On 26 September 1435 he was returned to Parliament for Bristol, being described as a "mercator" (merchant). He was re-elected for the same constituency on 17 December 1436, 8 January 1441–42, 31 January 1446–47, 27 January 1448–49, 28 October 1449, and 5 October 1450. Bristol was, like most of the trading centres, Yorkist in sympathies, and in June 1451, Yonge distinguished himself by presenting to Parliament a petition from his constituents to the effect that the Duke of York should be recognised as heir to the throne. This was part of the attack upon the Duke of Somerset, whose position was, however, unshaken; Parliament was dissolved, and Yonge was committed to the Tower.
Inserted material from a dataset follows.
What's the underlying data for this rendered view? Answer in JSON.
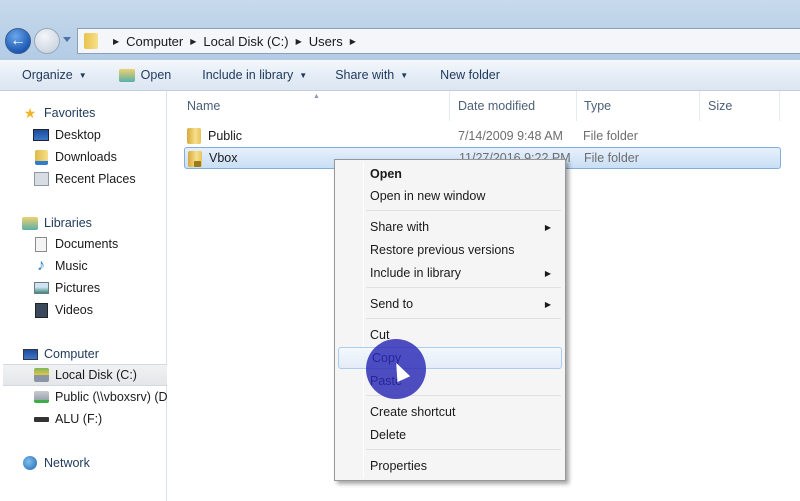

He was released in April 1452, on the general pardon issued after the temporary reconciliation of the two parties. On 7 July 1455 Yonge was once more elected for Bristol, and in January 1456 claimed redress for his arrest and imprisonment, reminding the Commons in his petition that all members "ought to have their freedom to speak and say in the house of their assembly as to them is thought convenient or reasonable without any manner of challenge, charge, or punition therefore to be laid to them in any wise". The Commons sent up the bill to the House of Lords, and the king ordered that the Lords of the council should provide a remedy, but no further proceedings in the matter are recorded.

Yonge was naturally not elected to the Lancastrian Parliament, which met at Coventry, a curious side-light on the division of parties being afforded by the fact that two "generosi de nativitate" took the place of the usual "mercatores" in the representation of Bristol. He was, however, returned for Gloucestershire on 15 September 1460 to the Parliament, which reversed the proceedings at Coventry. He probably also sat in the Parliaments of 1461 and 1462–63, the returns for which are lost, and the triumph of his party under Edward IV secured Yonge much administrative employment and legal promotion. On 7 November 1463, he was appointed serjeant-at-law and king's serjeant on the following day, and in November 1467, he was raised to the bench as Justice of the Common Pleas. However, he was not removed when Henry VI was restored in October 1470. He did lose his position during the puzzling rearrangement of the judiciary, when Edward IV regained his throne six months later, though he was exempted from the operation of the Act of Resumption in 1472–73. On 29 October 1475, in spite of his advanced age, he was appointed a justice of the King's Bench. He died in the following year and was buried in Christ Church, London. John Yonge (1467?–1516), the Master of the Rolls, is doubtfully said to have been his son, and Walter Yonge the diarist, to have been descended from him.